In a brief visit to Baghdad, Secretary of State Colin L. Powell vowed that terrorists and kidnappers would not be allowed to drag Iraq back into its violent past. He also urged foreign companies working and investing in Iraq not to be deterred by the abductions and threats. In most cases, the kidnappers have demanded that foreign governments and private firms withdraw from the country, accusing them of collaborating with American occupiers.

The surge in violence and threats has also coincided with repeated postponements of a national political conference, which is now scheduled to begin Aug. 15. The setbacks have raised fears that Iraqi elections planned for next year may also be delayed and that the entire framework of the country's progress toward democracy, as established in June by outgoing U.S. occupation officials, will be weakened.

But Iraqi and U.N. officials here said the delay was needed to ensure success for the conference, which is intended to bring together 1,000 Iraqis from across the political, religious and ethnic spectrum to discuss crucial national issues and choose a small legislative council that would oversee the interim administration. Preparations for the meeting have been marred by the refusal of some key groups to participate and by wrangling among others over coveted delegates' seats.

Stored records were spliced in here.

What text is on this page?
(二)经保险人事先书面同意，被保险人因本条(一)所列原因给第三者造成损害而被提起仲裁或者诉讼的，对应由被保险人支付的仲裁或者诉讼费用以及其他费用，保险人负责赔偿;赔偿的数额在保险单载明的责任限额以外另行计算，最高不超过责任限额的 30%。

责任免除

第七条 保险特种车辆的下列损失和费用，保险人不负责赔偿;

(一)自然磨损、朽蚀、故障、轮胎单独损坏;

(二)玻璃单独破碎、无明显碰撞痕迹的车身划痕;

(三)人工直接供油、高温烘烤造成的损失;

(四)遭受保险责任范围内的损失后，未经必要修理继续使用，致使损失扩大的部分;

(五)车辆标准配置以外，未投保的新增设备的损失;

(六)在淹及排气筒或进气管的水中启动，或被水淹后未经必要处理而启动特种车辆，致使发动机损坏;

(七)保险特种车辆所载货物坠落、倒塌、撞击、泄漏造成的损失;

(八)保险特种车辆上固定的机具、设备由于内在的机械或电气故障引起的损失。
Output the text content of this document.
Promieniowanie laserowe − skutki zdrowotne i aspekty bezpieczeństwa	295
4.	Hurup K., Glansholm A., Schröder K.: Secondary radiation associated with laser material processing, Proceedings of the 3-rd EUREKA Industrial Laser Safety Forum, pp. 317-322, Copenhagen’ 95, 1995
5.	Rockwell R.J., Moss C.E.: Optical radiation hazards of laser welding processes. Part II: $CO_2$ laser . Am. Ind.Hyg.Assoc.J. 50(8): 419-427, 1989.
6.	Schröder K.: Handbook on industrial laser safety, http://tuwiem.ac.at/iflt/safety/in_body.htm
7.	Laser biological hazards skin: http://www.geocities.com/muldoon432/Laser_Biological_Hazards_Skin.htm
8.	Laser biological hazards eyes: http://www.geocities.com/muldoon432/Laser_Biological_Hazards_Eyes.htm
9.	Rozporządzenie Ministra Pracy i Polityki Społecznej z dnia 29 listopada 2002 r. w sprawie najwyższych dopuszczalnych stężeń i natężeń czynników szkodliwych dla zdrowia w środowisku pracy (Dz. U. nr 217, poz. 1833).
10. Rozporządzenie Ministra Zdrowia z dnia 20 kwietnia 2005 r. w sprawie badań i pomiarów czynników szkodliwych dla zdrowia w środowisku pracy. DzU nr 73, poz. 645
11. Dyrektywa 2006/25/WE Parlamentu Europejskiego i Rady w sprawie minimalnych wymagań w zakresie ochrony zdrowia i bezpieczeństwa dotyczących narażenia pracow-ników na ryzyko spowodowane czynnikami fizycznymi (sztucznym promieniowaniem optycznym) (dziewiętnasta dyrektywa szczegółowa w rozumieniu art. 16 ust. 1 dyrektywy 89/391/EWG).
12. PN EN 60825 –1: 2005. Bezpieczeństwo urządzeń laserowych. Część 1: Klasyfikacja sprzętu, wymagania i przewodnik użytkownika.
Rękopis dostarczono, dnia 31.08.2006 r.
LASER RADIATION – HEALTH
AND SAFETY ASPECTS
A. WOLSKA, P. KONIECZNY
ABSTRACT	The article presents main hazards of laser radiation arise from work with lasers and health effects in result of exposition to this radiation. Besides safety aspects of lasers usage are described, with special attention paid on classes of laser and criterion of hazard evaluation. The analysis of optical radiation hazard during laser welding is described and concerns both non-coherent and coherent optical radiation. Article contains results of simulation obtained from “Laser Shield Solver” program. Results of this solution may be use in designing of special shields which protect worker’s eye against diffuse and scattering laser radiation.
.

"In a country that has lived for decades under authoritarian rule, where politics was killed and where insurgency is continuing, it is very important for Iraqis to see they can come together under one big tent to discuss the challenges and to see that a peaceful political process is the best way forward," said Jamal bin Omar, a U.N. official who is advising conference organizers. "We thought a few extra days would help."

Omar and other officials said they were confident that within the next two weeks, groups who have rejected the conference could be persuaded to participate and disputes over delegate selection could be resolved. The officials said that many Iraqis were still not certain what the conference was about and that more time was needed to build popular support for it.

In interviews Friday, Baghdad residents expressed only a vague understanding of the conference and questioned whether it was intended to include only political elites.

"What is the purpose of this meeting? Is it for the officials, or is it for the people?" asked Uday Tariq, 25, who sells women's clothing in a shopping mall. "We don't know the first thing about it, and we don't understand why it has to be delayed. Everyone is asking the same questions."